Alcoholics, or most of us I imagine, wake up with the same vow every morning. 'Today will be different. I am not going to get drunk. I will not slur tonight. I will not drink tonight and everything will be O.K.' Throughout the morning I felt confident in my vow. As the day wore on, my confidence waned and I physically weakened. My vow morphed into ' I won't drink that much tonight.' Drink less, don't slur, it's all good. By evening it all shattered. It is hard to explain the desperate, desirous visceral state, as if you are enveloped in a tractor beam, that propels you towards the bottle, that takes place every night. This raging urge is something normal drinkers do not feel and have a hard time understanding. Different day, same outcome. Every day ends up the same. Every day is a defeat. Alcoholic Ground Hog's Day.
Many alcoholics experience blackouts. I know I had them and am blessed that I didn't kill anyone. There were nights I spent watching movies with my children that are lost. I remember waking up and through my questions trying to piece back the night. My oldest son saw me during blackouts in ways that will always evoke my shame, and I don't even know what I did. What happened? What did I do? Who was I? Looking back, it is hard to fathom being in that place that is someplace but no place. Total loss of space and time. Always a disaster. By the way, once the blackouts come, the only way to eliminate them is total removal of alcohol from your life.
Not all alcoholics feel guilt. There are some out there, who through years of drinking are so divorced from any significant relationship that there is nobody in their lives towards who they feel guilty. I believe that most problematic drinkers have those they love, and who love them back. We know, on a level,(not a deep enough level) that our drinking hurts them.
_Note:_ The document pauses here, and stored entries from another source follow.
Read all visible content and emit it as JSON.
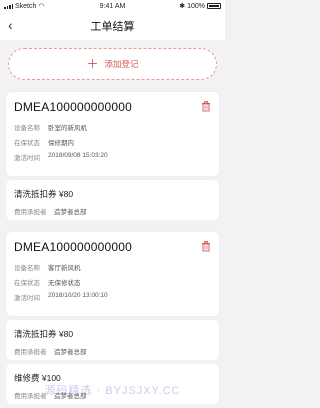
{
  "status": {
    "carrier": "Sketch",
    "time": "9:41 AM",
    "battery": "100%"
  },
  "nav": {
    "title": "工单结算"
  },
  "add": {
    "label": "添加登记"
  },
  "cards": [
    {
      "order_no": "DMEA100000000000",
      "rows": [
        {
          "key": "设备名称",
          "val": "卧室的新风机"
        },
        {
          "key": "在保状态",
          "val": "保修期内"
        },
        {
          "key": "激活时间",
          "val": "2018/09/08 15:03:20"
        }
      ],
      "coupon": {
        "title": "清洗抵扣券  ¥80",
        "payer_key": "费用承担者",
        "payer_val": "造梦者总部"
      }
    },
    {
      "order_no": "DMEA100000000000",
      "rows": [
        {
          "key": "设备名称",
          "val": "客厅新风机"
        },
        {
          "key": "在保状态",
          "val": "无保修状态"
        },
        {
          "key": "激活时间",
          "val": "2018/10/20 13:00:10"
        }
      ],
      "coupon": {
        "title": "清洗抵扣券  ¥80",
        "payer_key": "费用承担者",
        "payer_val": "造梦者总部"
      },
      "extra": {
        "title": "维修费  ¥100",
        "payer_key": "费用承担者",
        "payer_val": "造梦者总部"
      }
    }
  ],
  "watermark": "源码精选 · BYJSJXY.CC",
  "colors": {
    "accent": "#d65454",
    "bg": "#f2f2f4"
  }
}
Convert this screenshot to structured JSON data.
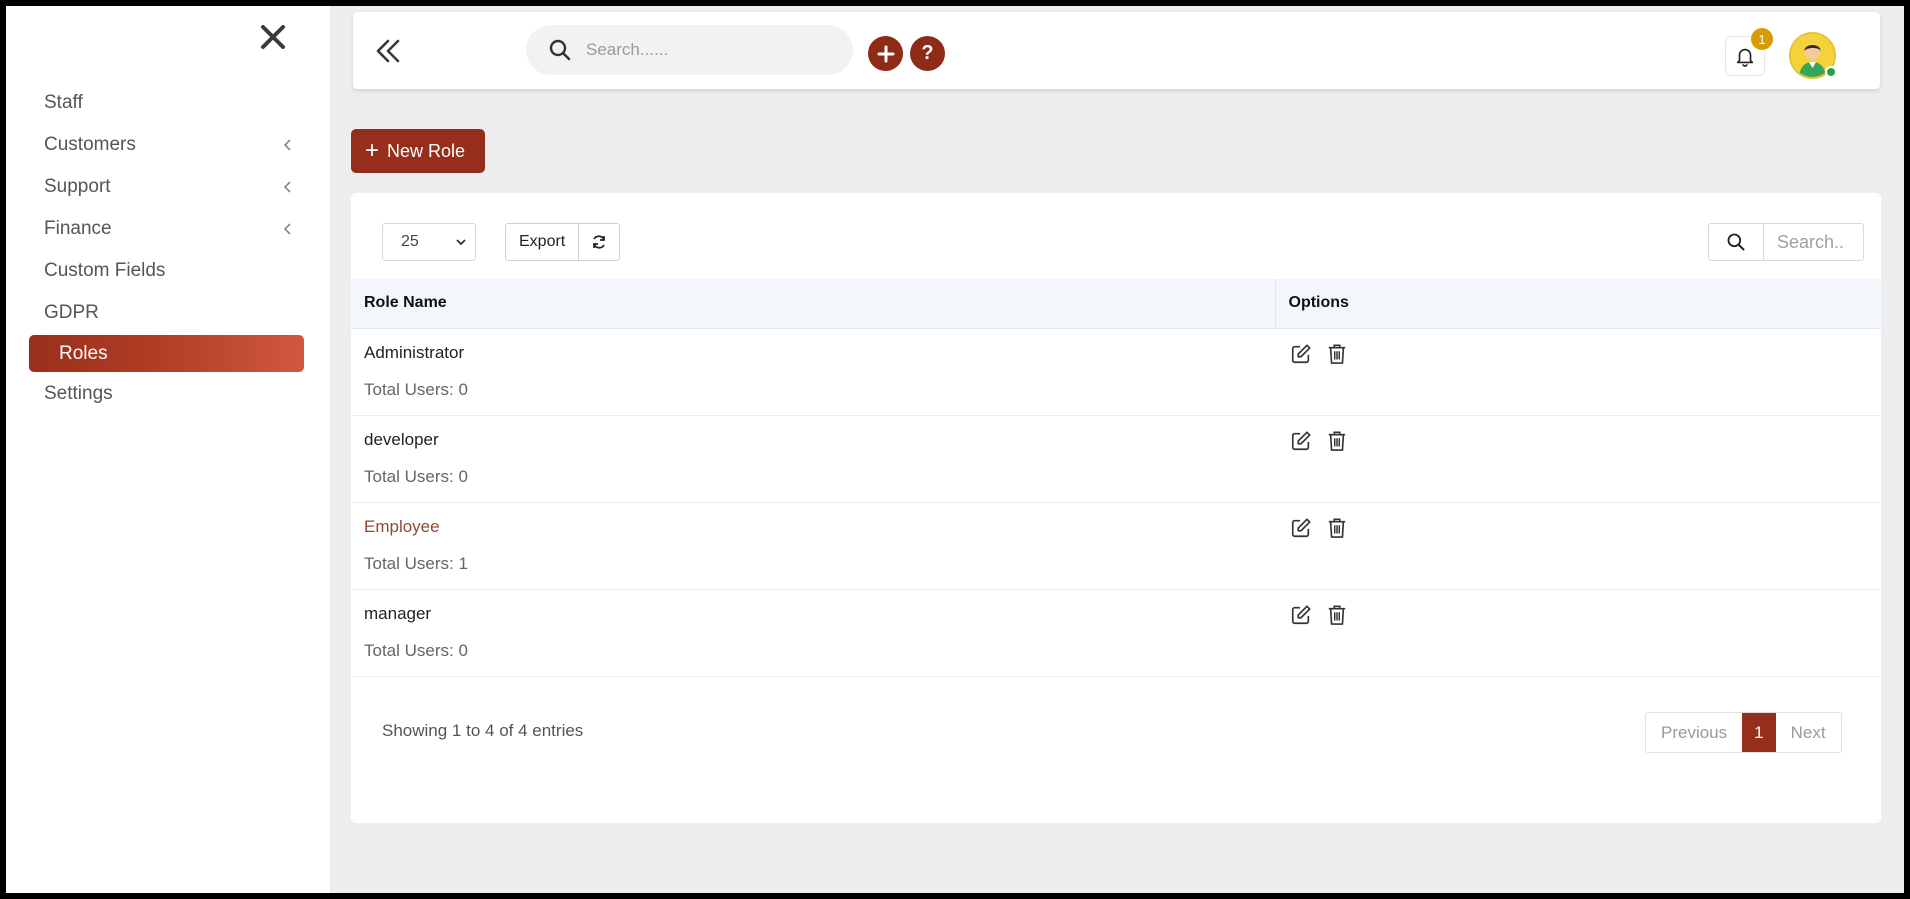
{
  "sidebar": {
    "items": [
      {
        "label": "Staff",
        "has_submenu": false
      },
      {
        "label": "Customers",
        "has_submenu": true
      },
      {
        "label": "Support",
        "has_submenu": true
      },
      {
        "label": "Finance",
        "has_submenu": true
      },
      {
        "label": "Custom Fields",
        "has_submenu": false
      },
      {
        "label": "GDPR",
        "has_submenu": false
      },
      {
        "label": "Roles",
        "has_submenu": false,
        "active": true
      },
      {
        "label": "Settings",
        "has_submenu": false
      }
    ]
  },
  "header": {
    "search_placeholder": "Search......",
    "notification_count": "1",
    "help_label": "?"
  },
  "actions": {
    "new_role_label": "New Role"
  },
  "table_controls": {
    "page_length": "25",
    "export_label": "Export",
    "search_placeholder": "Search.."
  },
  "table": {
    "columns": [
      "Role Name",
      "Options"
    ],
    "rows": [
      {
        "name": "Administrator",
        "users": "Total Users: 0"
      },
      {
        "name": "developer",
        "users": "Total Users: 0"
      },
      {
        "name": "Employee",
        "users": "Total Users: 1"
      },
      {
        "name": "manager",
        "users": "Total Users: 0"
      }
    ]
  },
  "footer": {
    "info": "Showing 1 to 4 of 4 entries",
    "previous": "Previous",
    "current_page": "1",
    "next": "Next"
  },
  "colors": {
    "accent": "#952f1b",
    "badge": "#d79b06",
    "online": "#1fa33f"
  }
}
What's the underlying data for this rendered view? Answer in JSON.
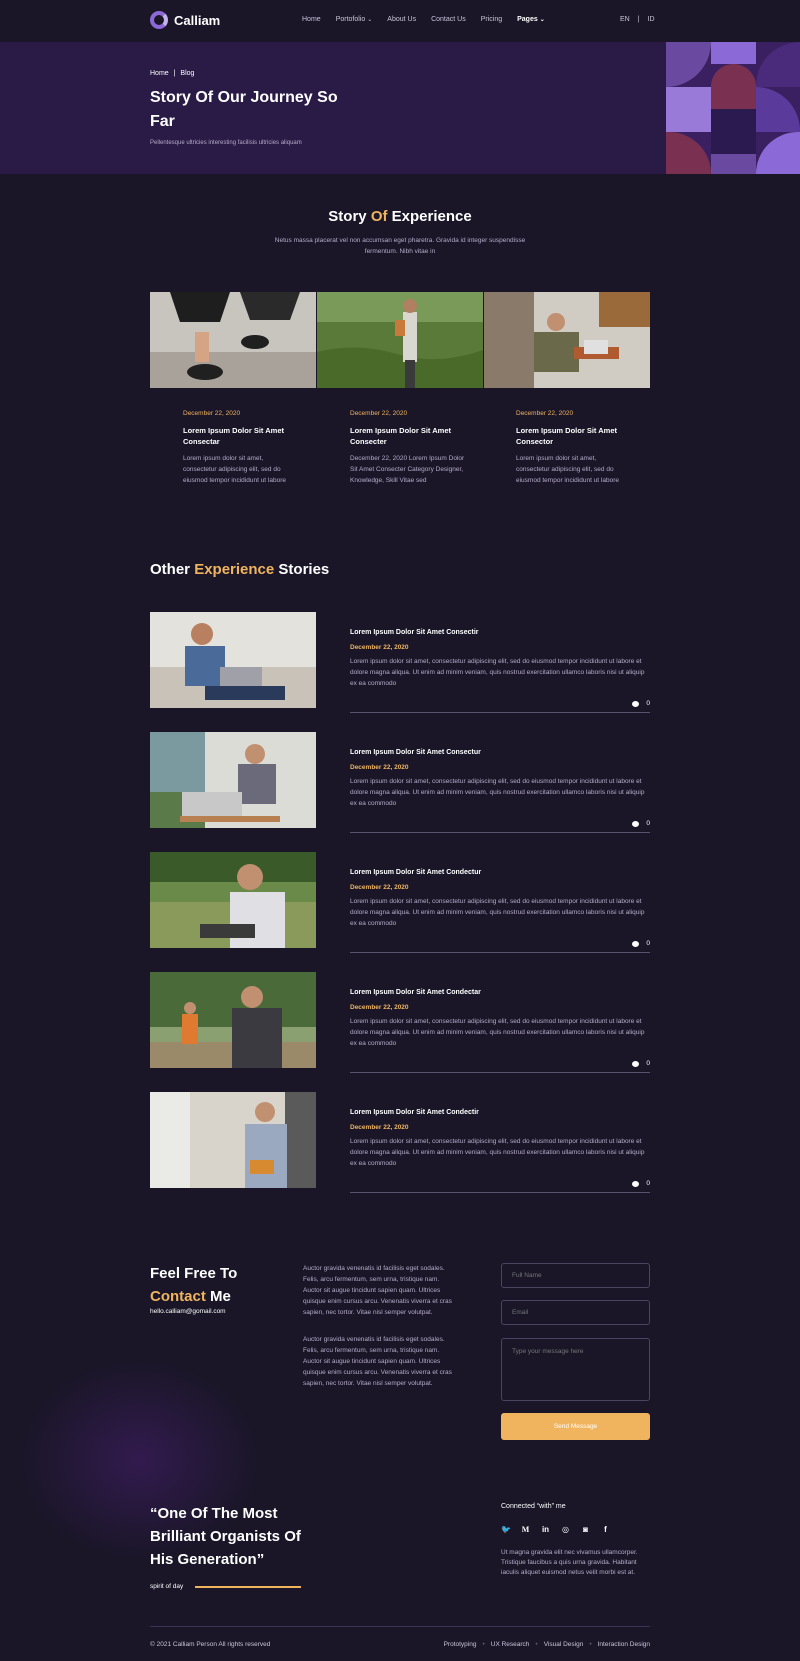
{
  "nav": {
    "brand": "Calliam",
    "items": [
      "Home",
      "Portofolio",
      "About Us",
      "Contact Us",
      "Pricing",
      "Pages"
    ],
    "lang_en": "EN",
    "lang_sep": "|",
    "lang_id": "ID"
  },
  "hero": {
    "crumb_home": "Home",
    "crumb_sep": "|",
    "crumb_blog": "Blog",
    "title": "Story Of Our Journey So Far",
    "subtitle": "Pellentesque ultricies interesting facilisis ultricies aliquam"
  },
  "story": {
    "title_a": "Story ",
    "title_b": "Of",
    "title_c": " Experience",
    "subtitle": "Netus massa placerat vel non accumsan eget pharetra. Gravida id integer suspendisse fermentum. Nibh vitae in",
    "cards": [
      {
        "date": "December 22, 2020",
        "title": "Lorem Ipsum Dolor Sit Amet Consectar",
        "text": "Lorem ipsum dolor sit amet, consectetur adipiscing elit, sed do eiusmod tempor incididunt ut labore"
      },
      {
        "date": "December 22, 2020",
        "title": "Lorem Ipsum Dolor Sit Amet Consecter",
        "text": "December 22, 2020 Lorem Ipsum Dolor Sit Amet Consecter Category Designer, Knowledge, Skill Vitae sed"
      },
      {
        "date": "December 22, 2020",
        "title": "Lorem Ipsum Dolor Sit Amet Consector",
        "text": "Lorem ipsum dolor sit amet, consectetur adipiscing elit, sed do eiusmod tempor incididunt ut labore"
      }
    ]
  },
  "other": {
    "title_a": "Other ",
    "title_b": "Experience",
    "title_c": " Stories",
    "stories": [
      {
        "title": "Lorem Ipsum Dolor Sit Amet Consectir",
        "date": "December 22, 2020",
        "text": "Lorem ipsum dolor sit amet, consectetur adipiscing elit, sed do eiusmod tempor incididunt ut labore et dolore magna aliqua. Ut enim ad minim veniam, quis nostrud exercitation ullamco laboris nisi ut aliquip ex ea commodo",
        "comments": "0"
      },
      {
        "title": "Lorem Ipsum Dolor Sit Amet Consectur",
        "date": "December 22, 2020",
        "text": "Lorem ipsum dolor sit amet, consectetur adipiscing elit, sed do eiusmod tempor incididunt ut labore et dolore magna aliqua. Ut enim ad minim veniam, quis nostrud exercitation ullamco laboris nisi ut aliquip ex ea commodo",
        "comments": "0"
      },
      {
        "title": "Lorem Ipsum Dolor Sit Amet Condectur",
        "date": "December 22, 2020",
        "text": "Lorem ipsum dolor sit amet, consectetur adipiscing elit, sed do eiusmod tempor incididunt ut labore et dolore magna aliqua. Ut enim ad minim veniam, quis nostrud exercitation ullamco laboris nisi ut aliquip ex ea commodo",
        "comments": "0"
      },
      {
        "title": "Lorem Ipsum Dolor Sit Amet Condectar",
        "date": "December 22, 2020",
        "text": "Lorem ipsum dolor sit amet, consectetur adipiscing elit, sed do eiusmod tempor incididunt ut labore et dolore magna aliqua. Ut enim ad minim veniam, quis nostrud exercitation ullamco laboris nisi ut aliquip ex ea commodo",
        "comments": "0"
      },
      {
        "title": "Lorem Ipsum Dolor Sit Amet Condectir",
        "date": "December 22, 2020",
        "text": "Lorem ipsum dolor sit amet, consectetur adipiscing elit, sed do eiusmod tempor incididunt ut labore et dolore magna aliqua. Ut enim ad minim veniam, quis nostrud exercitation ullamco laboris nisi ut aliquip ex ea commodo",
        "comments": "0"
      }
    ]
  },
  "contact": {
    "heading_a": "Feel Free To",
    "heading_b": "Contact",
    "heading_c": " Me",
    "email": "hello.calliam@gomail.com",
    "para1": "Auctor gravida venenatis id facilisis eget sodales. Felis, arcu fermentum, sem urna, tristique nam. Auctor sit augue tincidunt sapien quam. Ultrices quisque enim cursus arcu. Venenatis viverra et cras sapien, nec tortor. Vitae nisl semper volutpat.",
    "para2": "Auctor gravida venenatis id facilisis eget sodales. Felis, arcu fermentum, sem urna, tristique nam. Auctor sit augue tincidunt sapien quam. Ultrices quisque enim cursus arcu. Venenatis viverra et cras sapien, nec tortor. Vitae nisl semper volutpat.",
    "name_placeholder": "Full Name",
    "email_placeholder": "Email",
    "message_placeholder": "Type your message here",
    "send_label": "Send Message"
  },
  "quote": {
    "text": "“One Of The Most Brilliant Organists Of His Generation”",
    "attribution": "spirit of day"
  },
  "social": {
    "heading": "Connected “with” me",
    "icons": [
      "twitter-icon",
      "medium-icon",
      "linkedin-icon",
      "dribbble-icon",
      "instagram-icon",
      "facebook-icon"
    ],
    "text": "Ut magna gravida elit nec vivamus ullamcorper. Tristique faucibus a quis urna gravida. Habitant iaculis aliquet euismod netus velit morbi est at."
  },
  "footer": {
    "copyright": "© 2021 Calliam Person All rights reserved",
    "links": [
      "Prototyping",
      "UX Research",
      "Visual Design",
      "Interaction Design"
    ]
  },
  "colors": {
    "background": "#1a1628",
    "hero": "#2a1a46",
    "accent": "#f0b45f",
    "brand": "#8b6ad8"
  }
}
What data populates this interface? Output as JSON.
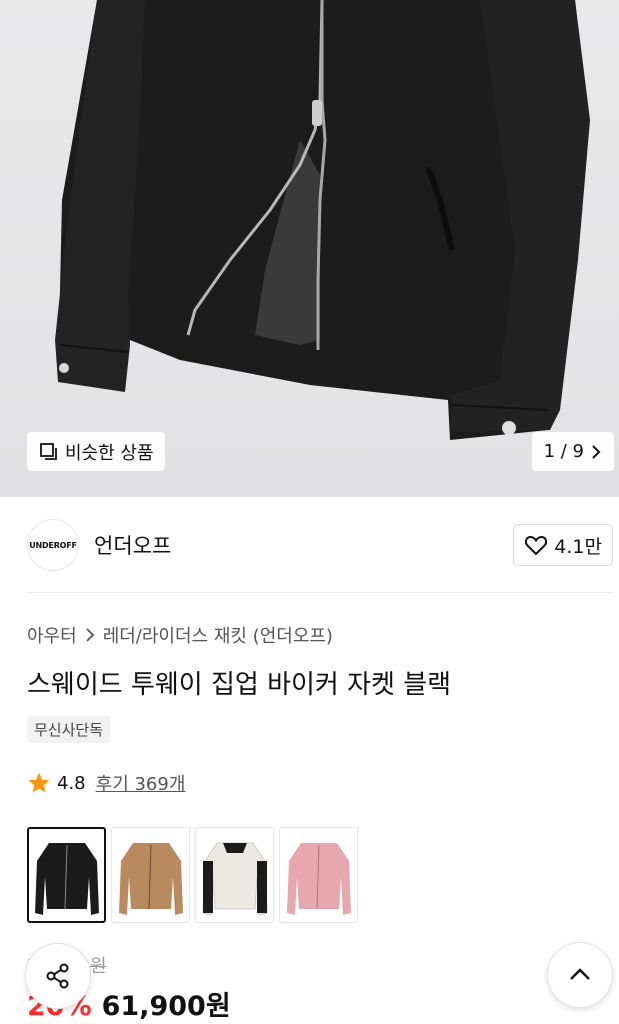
{
  "hero": {
    "similar_label": "비슷한 상품",
    "pager": "1 / 9"
  },
  "brand": {
    "logo_text": "UNDEROFF",
    "name": "언더오프",
    "likes": "4.1만"
  },
  "breadcrumb": {
    "category": "아우터",
    "subcategory": "레더/라이더스 재킷 (언더오프)"
  },
  "product": {
    "title": "스웨이드 투웨이 집업 바이커 자켓 블랙",
    "badge": "무신사단독",
    "rating": "4.8",
    "reviews": "후기 369개"
  },
  "colors": [
    {
      "name": "black",
      "hex": "#1b1b1b"
    },
    {
      "name": "camel",
      "hex": "#b98a5e"
    },
    {
      "name": "ivory-black",
      "hex": "#ece9e3"
    },
    {
      "name": "pink",
      "hex": "#e7a7ae"
    }
  ],
  "price": {
    "original": "77,000원",
    "discount": "20%",
    "sale": "61,900원"
  },
  "theme": {
    "accent_red": "#ff2d2d",
    "star_orange": "#f59a0b"
  }
}
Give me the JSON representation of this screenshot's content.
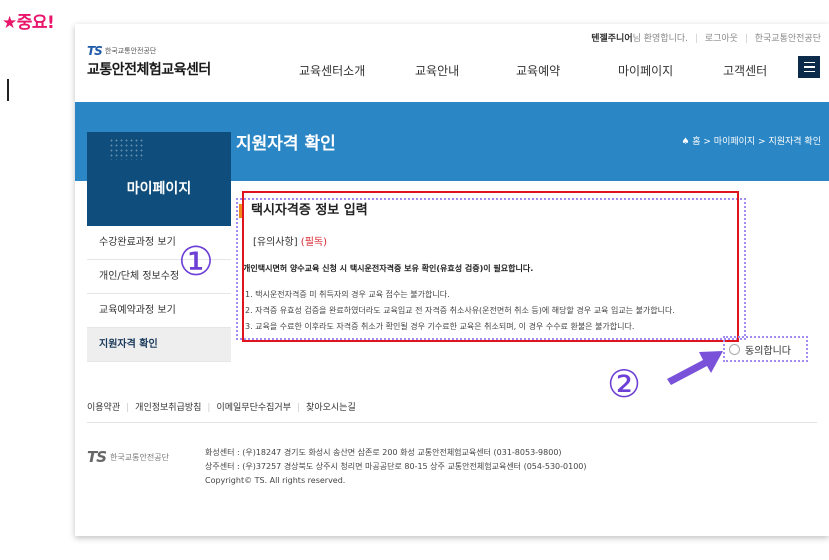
{
  "note": {
    "text": "★중요!"
  },
  "header": {
    "user_name": "텐젤주니어",
    "welcome_suffix": "님 환영합니다.",
    "logout": "로그아웃",
    "org_link": "한국교통안전공단",
    "logo_mark": "TS",
    "logo_sub": "한국교통안전공단",
    "logo_main": "교통안전체험교육센터"
  },
  "nav": {
    "items": [
      "교육센터소개",
      "교육안내",
      "교육예약",
      "마이페이지",
      "고객센터"
    ]
  },
  "banner": {
    "title": "지원자격 확인",
    "breadcrumb": "♠ 홈 > 마이페이지 > 지원자격 확인"
  },
  "sidebar": {
    "title": "마이페이지",
    "items": [
      "수강완료과정 보기",
      "개인/단체 정보수정",
      "교육예약과정 보기",
      "지원자격 확인"
    ]
  },
  "content": {
    "title": "택시자격증 정보 입력",
    "notice_head": "[유의사항]",
    "notice_required": "(필독)",
    "notice_main": "개인택시면허 양수교육 신청 시 택시운전자격증 보유 확인(유효성 검증)이 필요합니다.",
    "notice_lines": [
      "1. 택시운전자격증 미 취득자의 경우 교육 접수는 불가합니다.",
      "2. 자격증 유효성 검증을 완료하였더라도 교육입교 전 자격증 취소사유(운전면허 취소 등)에 해당할 경우 교육 입교는 불가합니다.",
      "3. 교육을 수료한 이후라도 자격증 취소가 확인될 경우 기수료한 교육은 취소되며, 이 경우 수수료 환불은 불가합니다."
    ],
    "agree_label": "동의합니다"
  },
  "annotations": {
    "num1": "①",
    "num2": "②"
  },
  "footer": {
    "links": [
      "이용약관",
      "개인정보취급방침",
      "이메일무단수집거부",
      "찾아오시는길"
    ],
    "logo_mark": "TS",
    "logo_text": "한국교통안전공단",
    "lines": [
      "화성센터 : (우)18247 경기도 화성시 송산면 삼존로 200 화성 교통안전체험교육센터 (031-8053-9800)",
      "상주센터 : (우)37257 경상북도 상주시 청리면 마공공단로 80-15 상주 교통안전체험교육센터 (054-530-0100)",
      "Copyright© TS. All rights reserved."
    ]
  },
  "colors": {
    "accent": "#2a86c5",
    "sidebar_head": "#0f4e7c",
    "highlight_red": "#e0141e",
    "annotation_purple": "#6c3fd6"
  }
}
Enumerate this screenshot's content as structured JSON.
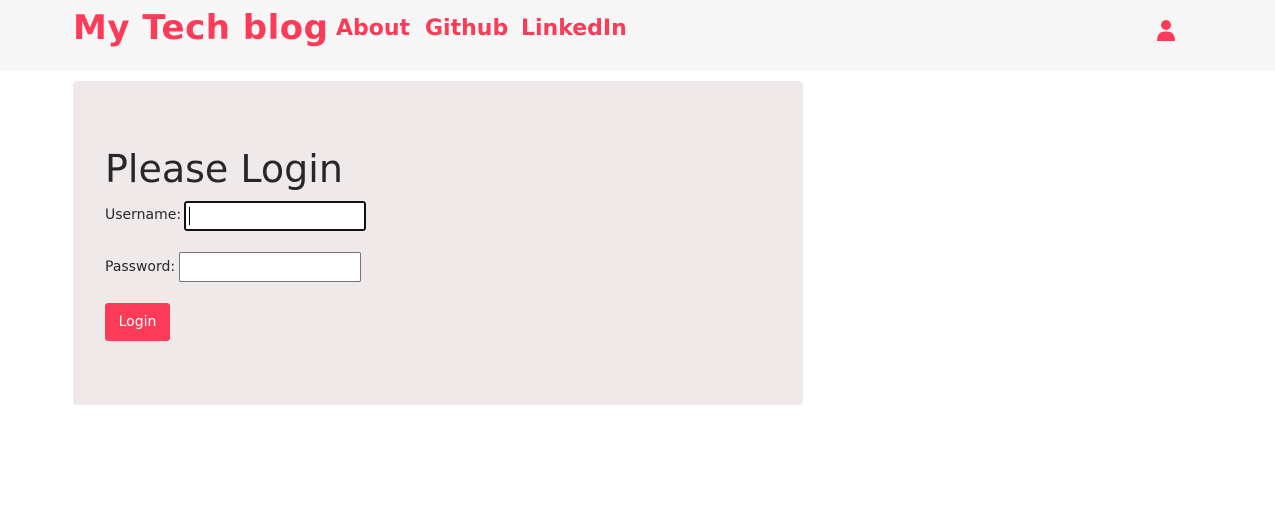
{
  "navbar": {
    "brand": "My Tech blog",
    "links": [
      {
        "label": "About"
      },
      {
        "label": "Github"
      },
      {
        "label": "LinkedIn"
      }
    ],
    "user_icon": "user-icon"
  },
  "login": {
    "title": "Please Login",
    "username_label": "Username:",
    "username_value": "",
    "password_label": "Password:",
    "password_value": "",
    "button_label": "Login"
  },
  "colors": {
    "accent": "#fc3b58",
    "navbar_bg": "#f8f7f8",
    "card_bg": "#efe9ea",
    "text": "#2a2526"
  }
}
Our children, who we love the most, suffer the most from our drinking.They hear slurring, see us tottering, notice us eyes glazed over. Try as we may to shield ourselves from our failure, is hard to do that all the time. Alcoholics are living disappointments. Most of us know it and actually feel real bad about it. Now, of course, the only way to deal with this searing sense of shame is to drink more. This leads to more failure, guilt, and need to drink more. The Alcoholics Greata Mandala.